|Concord, Ca. Mt. Diablo in the background. |
Ironically the number of people here who have actually read
my blog is closer to four.
The reason may strike you as strange, or possibly even stupid, but that number has seemed bigger in my mind, more real in many ways, because of its association.
There isn't really a ritual of manhood in most of U.S. culture. I couldn't tell you when I "grew up," and if you listen to my uncle Peter (the guy with heart disease at fifty telling people how they ought to live), I still haven't. I left Westwood, California where I lived in a two-bedroom apartment with four other guys who were all going to UCLA while I was working as a night security guard because it gave me the chance to get paid for eight hours of reading at a stretch. When a friend invited me up north to a little city called Concord, I jumped at the chance. (I was very unhappy in Westwood due to a crisis of faith I was having within Islam and U.S. Muslims' interpretation of it--but that's another story.)
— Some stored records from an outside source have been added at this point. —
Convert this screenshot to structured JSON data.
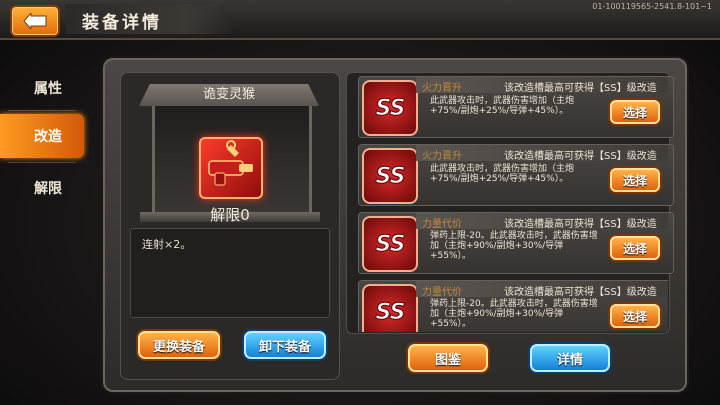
{
  "header": {
    "title": "装备详情",
    "ref_code": "01-100119565-2541.8-101~1",
    "back_icon": "back-arrow-icon"
  },
  "sidebar": {
    "tabs": [
      {
        "label": "属性"
      },
      {
        "label": "改造"
      },
      {
        "label": "解限"
      }
    ],
    "active_tab": "改造"
  },
  "equipment": {
    "name": "诡变灵猴",
    "unlock_level": "解限0",
    "description": "连射×2。",
    "icon": "gun-weapon-icon"
  },
  "actions": {
    "replace_label": "更换装备",
    "unequip_label": "卸下装备",
    "catalog_label": "图鉴",
    "details_label": "详情"
  },
  "mods": [
    {
      "badge": "SS",
      "title": "火力晋升",
      "hint": "该改造槽最高可获得【SS】级改造",
      "body": "此武器攻击时，武器伤害增加（主炮+75%/副炮+25%/导弹+45%）。",
      "button": "选择"
    },
    {
      "badge": "SS",
      "title": "火力晋升",
      "hint": "该改造槽最高可获得【SS】级改造",
      "body": "此武器攻击时，武器伤害增加（主炮+75%/副炮+25%/导弹+45%）。",
      "button": "选择"
    },
    {
      "badge": "SS",
      "title": "力量代价",
      "hint": "该改造槽最高可获得【SS】级改造",
      "body": "弹药上限-20。此武器攻击时，武器伤害增加（主炮+90%/副炮+30%/导弹+55%）。",
      "button": "选择"
    },
    {
      "badge": "SS",
      "title": "力量代价",
      "hint": "该改造槽最高可获得【SS】级改造",
      "body": "弹药上限-20。此武器攻击时，武器伤害增加（主炮+90%/副炮+30%/导弹+55%）。",
      "button": "选择"
    }
  ],
  "colors": {
    "accent_orange": "#f07a14",
    "accent_blue": "#1e90e0",
    "mod_title": "#c08a3c"
  }
}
Concord became the place I will always associate with young adulthood. I had my own apartment there. I had to give up the pittance pay of graveyard shift security, and even though I went from that to waiting tables, it was "real"er money than I had ever made. I got married there. I walked off a job that didn't respect me. I got promoted into a management position there. I (poorly) made a choice between a love interest and a friend, and faced the first of what would be real and lasting consequences for my mistakes. To this day I work right on the boarder of Concord and Pleasant Hill at the community college there. Concord looms large in my brain as a place of major significance.
It is a place where shit got real.
There was also this event. A strange sort of serendipitous event. I was playing Sim City on Play Station, and when I reached 100,000 population, my city demanded an airport. A couple of days later, I was driving along Marsh drive to pick up my girlfriend and I passed the city limits of Concord and saw the population sign. At that time I think it was around 110,000. Well, I thought about my game denizens demanding an airport at such a mere 100,000 population city and how stupid it was. Why, I thought, if that were accurate, Concord would have an airport. (I was still pretty new to the area.) But Concord was a little Podunk suburb that certainly didn't have any airport.
That's when I looked over to my right.
Anyone who knows the area is probably chuckling already. Marsh Road runs along the west side of Buchanan Airfield--Concord's airport. So I literally had the thought that Concord didn't have an airfield as I was turning to look at it. That always sat in my mind as one of those almost-a-sitcom joke moments. (Like when the characters talk about someone who's standing behind them or insist something doesn't exist that is in the shot with them.) And with it came the thought that Concord had reached some sort of "real" demarkation line as well. Concord had an airport. It was a "real" city.
Concord's shit just got real.
But the unintended side-effect of that moment and that video game and seeing the airport during the exact moment I was thinking that Concord didn't have an airport, is that I can't help looking at the population sign every time I drive into Concord. It's like how you always think of that one person when a certain song starts to play. So I have always been extremely conscious of the population of Concord. And with Concord being associated with so many "adulty" transitions in my life, it is hard not to have a soft spot for it. It's population feels like it's the first sized city that makes for a "real" city. For me, that number--124,000 currently--is intimately connected with a sort of "legitimate" size. In Concord boys become men and little towns grow up to be great big cities with airports. Concord is the demarcation line between fake and real.
I told you it was stupid.
So watching my pageviews go up into six figures and driving into school maybe once every couple of weeks, I started to put those two numbers together in my head. Getting as many pageviews as that city--the city where I became an adult--is kind of a bigger deal in my head than even the nice round number of 100,000. Getting to the point where I've had enough readers that every single person in that "really real" city has read my blog (at least by the numbers) is pretty damned cool.
Of course, as always, when I hit a milestone, I don't think of myself so much as my readers. Yeah, I know that of those 124,000 people, most have probably not stayed to read, but it still makes me very grateful for every one who has. You guys are absolutely amazing.